Posts Tagged 'floor'

video: music video clip

Here the Seattle Central Library is the setting for indie-rock band Peaches’s music video. Like the library spaces, the music is also composed of a distinct duality of elements, namely smooth electronica sounds alternated with strong beats combined with the human presence of the vocals. There is a striking proposition in this piece, where the space-time continuity of the action is only allowed in transitory and dynamic spaces like the escalator or the highway, and other static spaces like the meeting room floor, the mixing chamber or the reading are flashed through in rapid succession. Also shown in rapid succession are several different notorious floors of the library, where the presence and stagnation of the human subject is suggested by the immovable image of tennis shoes and trousers while the floors rapidly flicker through. A possible reading to this situation could be, initially, an insinuation to the problematic of the rapid changes of contemporary society to which the human subject must quickly respond and adapt to.
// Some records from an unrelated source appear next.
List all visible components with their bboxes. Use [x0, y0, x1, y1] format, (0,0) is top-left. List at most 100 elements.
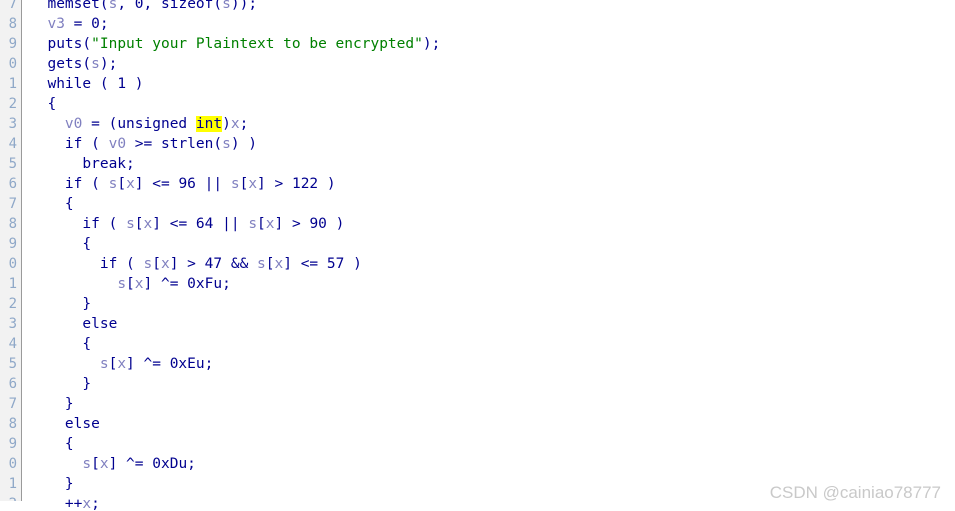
code-token: gets	[47, 56, 83, 72]
line-number: 7	[8, 396, 17, 412]
code-token: sizeof	[161, 0, 214, 12]
code-token: 0xEu	[169, 356, 205, 372]
code-token: else	[64, 416, 100, 432]
code-token: puts	[47, 36, 83, 52]
code-token: )	[222, 116, 231, 132]
code-token: );	[99, 56, 118, 72]
code-token: ||	[195, 176, 231, 192]
code-token: ));	[230, 0, 258, 12]
code-line[interactable]: {	[22, 234, 955, 254]
line-number: 4	[8, 336, 17, 352]
pseudocode-viewer[interactable]: 78901234567890123456789012 memset(s, 0, …	[0, 0, 955, 511]
line-number: 9	[8, 236, 17, 252]
code-area[interactable]: memset(s, 0, sizeof(s)); v3 = 0; puts("I…	[22, 0, 955, 511]
code-token: x	[134, 276, 144, 292]
code-token: =	[64, 16, 92, 32]
code-token: x	[117, 356, 127, 372]
code-line[interactable]: if ( v0 >= strlen(s) )	[22, 134, 955, 154]
code-line[interactable]: s[x] ^= 0xFu;	[22, 274, 955, 294]
code-line[interactable]: v3 = 0;	[22, 14, 955, 34]
code-line[interactable]: else	[22, 414, 955, 434]
code-token: ;	[99, 16, 109, 32]
code-token: s	[143, 256, 153, 272]
code-line[interactable]: s[x] ^= 0xEu;	[22, 354, 955, 374]
code-line[interactable]: {	[22, 94, 955, 114]
code-token: 0xDu	[152, 456, 188, 472]
line-number: 2	[8, 96, 17, 112]
code-token: )	[326, 216, 345, 232]
code-token: if	[82, 216, 100, 232]
code-line[interactable]: else	[22, 314, 955, 334]
code-token: x	[230, 116, 240, 132]
code-token: s	[117, 276, 127, 292]
line-number: 0	[8, 256, 17, 272]
code-line[interactable]: }	[22, 294, 955, 314]
code-line[interactable]: while ( 1 )	[22, 74, 955, 94]
code-line[interactable]: v0 = (unsigned int)x;	[22, 114, 955, 134]
code-token: (	[82, 56, 92, 72]
code-token: v3	[47, 16, 65, 32]
code-token: ;	[204, 356, 214, 372]
code-token: ] >	[169, 256, 205, 272]
code-line[interactable]: s[x] ^= 0xDu;	[22, 454, 955, 474]
code-token: 57	[326, 256, 345, 272]
highlighted-token: int	[195, 116, 223, 132]
code-token: ++	[64, 496, 83, 511]
code-token: x	[274, 256, 284, 272]
code-token: ] ^=	[126, 356, 170, 372]
code-token: = (	[82, 116, 118, 132]
code-token: s	[82, 456, 92, 472]
code-line[interactable]: if ( s[x] > 47 && s[x] <= 57 )	[22, 254, 955, 274]
line-number: 5	[8, 156, 17, 172]
code-line[interactable]: }	[22, 374, 955, 394]
code-line[interactable]: if ( s[x] <= 64 || s[x] > 90 )	[22, 214, 955, 234]
code-token: (	[213, 0, 223, 12]
code-line[interactable]: if ( s[x] <= 96 || s[x] > 122 )	[22, 174, 955, 194]
code-token: 96	[178, 176, 196, 192]
code-token: {	[82, 236, 92, 252]
code-token: v0	[64, 116, 83, 132]
line-number: 6	[8, 176, 17, 192]
line-number: 8	[8, 216, 17, 232]
code-token: "Input your Plaintext to be encrypted"	[91, 36, 423, 52]
line-number: 9	[8, 36, 17, 52]
code-token: s	[99, 356, 109, 372]
code-line[interactable]: {	[22, 194, 955, 214]
code-line[interactable]: }	[22, 394, 955, 414]
code-token: ,	[117, 0, 135, 12]
code-token: [	[108, 356, 118, 372]
code-line[interactable]: {	[22, 434, 955, 454]
code-line[interactable]: gets(s);	[22, 54, 955, 74]
code-token: ] ^=	[108, 456, 153, 472]
code-line[interactable]: break;	[22, 154, 955, 174]
code-token: (	[99, 0, 109, 12]
code-token: ;	[239, 116, 249, 132]
code-line[interactable]: {	[22, 334, 955, 354]
code-token: (	[99, 216, 127, 232]
code-token: s	[222, 136, 231, 152]
code-token: else	[82, 316, 118, 332]
code-token: ;	[126, 156, 135, 172]
line-number: 5	[8, 356, 17, 372]
code-token: )	[126, 76, 144, 92]
line-number: 3	[8, 116, 17, 132]
code-token: s	[257, 256, 266, 272]
code-line[interactable]: puts("Input your Plaintext to be encrypt…	[22, 34, 955, 54]
line-number: 1	[8, 476, 17, 492]
code-line[interactable]: memset(s, 0, sizeof(s));	[22, 0, 955, 14]
code-token: ] <=	[152, 216, 196, 232]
The solution seems to lie not in a change of the subject, but in a change of its view, suggested by the zooming out of these views visible in the end of the video.
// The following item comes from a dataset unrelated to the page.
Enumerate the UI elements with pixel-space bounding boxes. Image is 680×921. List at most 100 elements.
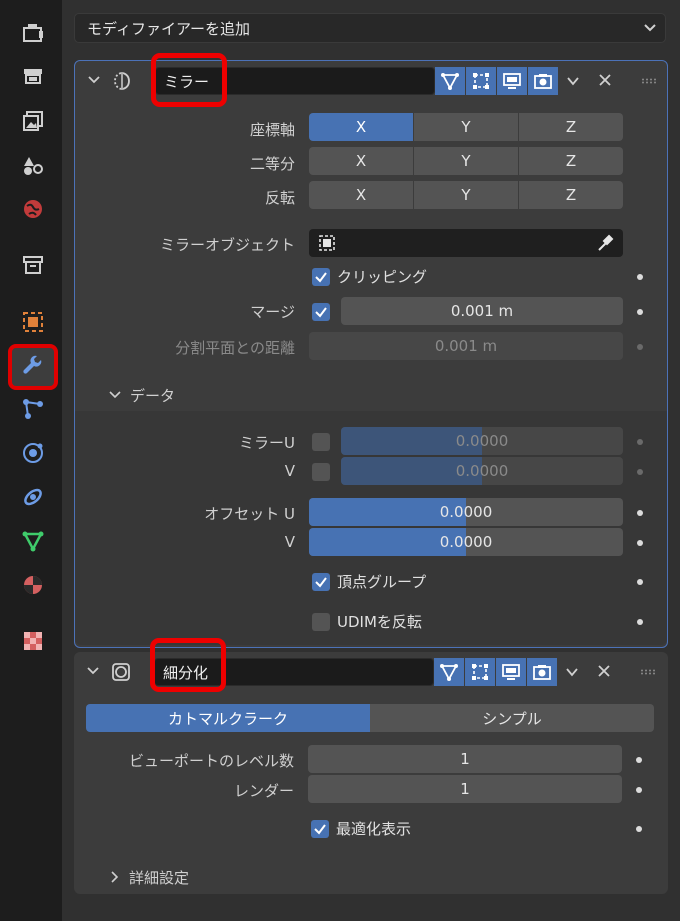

The video presents another case of a syntagm (narrative) constructed from the paradigm of the SCL. This narrative again emphasizes a singular and subjective point-of-view and an embodied experience of the space. Although we never see his face or hear his voice, we know that our narrator is also our protagonist, as we see, from his point-of-view, his feet, against the various floor textures as he navigates through the space. The soundtrack, the jump cutting, and the reduced frame rate imply a playful, pop-culture subjectivity. Interestingly, but perhaps not surprisingly, the story that unfolds has nothing to do with books, computers, or librarians. It involves a young woman in a beige trench coat whose face we never see, although we – via the protagonist – follow her. This narrative is a romance with an air of mystery or visa-versa, for which the building is but the setting, or perhaps even a secondary character.